Basis of $\{f\in Map(\mathbb{F}_5, \mathbb{F}_5) | \sum_{i=0}^{4}f(i)=0\}$

Question

I tried to find basis of $V=\{f\in Map(\mathbb{F}_5, \mathbb{F}_5) | \sum_{i=0}^{4}f(i)=0\}$ which is a subspace of $\mathbb{F}_5$ - vectorspace $Map(\mathbb{F}_5, \mathbb{F}_5)$.

What I tried:

I found this article and tried to create basis from basis of $Map(\mathbb{F}_5, \mathbb{F}_5)$. Also, I thought that $f\in Map(\mathbb{F}_5, \mathbb{F}_5)$ can be regarded as a vector $v_f=(f(0),f(1),f(2),f(3),f(4))\in \mathbb{F}_5^5$. But I don't know what to do with this idea.

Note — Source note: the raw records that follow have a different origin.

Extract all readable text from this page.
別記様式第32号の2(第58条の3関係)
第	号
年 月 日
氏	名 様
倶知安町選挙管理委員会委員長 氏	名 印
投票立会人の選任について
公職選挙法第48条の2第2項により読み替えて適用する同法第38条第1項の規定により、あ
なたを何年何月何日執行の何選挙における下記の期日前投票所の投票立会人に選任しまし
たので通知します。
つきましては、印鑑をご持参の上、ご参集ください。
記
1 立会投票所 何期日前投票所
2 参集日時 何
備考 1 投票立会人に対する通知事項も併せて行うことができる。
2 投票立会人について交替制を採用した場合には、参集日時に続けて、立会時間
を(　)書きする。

I am not a native speaker so if there is weird English please tell me.

Thank you in advance.

Answer 1

Since as you said

$$\mathrm{Map}(\mathbb{F}_5,\mathbb{F}_5)\ni f \mapsto \left(f(0), f(1), f(2), f(3), f(4)\right)\in \mathbb{F}_5^5$$

is an isomorphism of $\mathbb{F}_5$-linear spaces, it suffices to find a basis of the linear space of solutions of the equation

$$x_0+x_1+x_2+x_3+x_4 = 0$$

in $\mathbb{F}_5$. There is a standard procedure in linear algebra of finding a basis of a system of homogeneous equations. Let us apply it here. First write equation as

$$x_4 = -x_0 -x_1 - x_2 - x_3$$

Hence if $(x_0,x_1,x_2,x_3,x_4)$ is a solution, then

$$(x_0, x_1, x_2, x_3, -x_0 -x_1 - x_2 - x_3) =$$ $$= x_0\cdot (1,0, 0, 0, -1) + x_1\cdot (0, 1, 0, 0, -1) + x_2 \cdot (0,0, 1, 0, -1) + x_3\cdot (0,0,0,1,-1)$$

This implies that you can pick

$$\{(1,0, 0, 0, -1),(0, 1, 0, 0, -1),(0,0, 1, 0, -1),(0,0,0,1,-1)\}$$

as a basis of this vector subspace. Now you can translate this vectors into functions in $\mathrm{Map}(\mathbb{F}_5, \mathbb{F}_5)$ by obvious inverse of the isomorphism you have given above.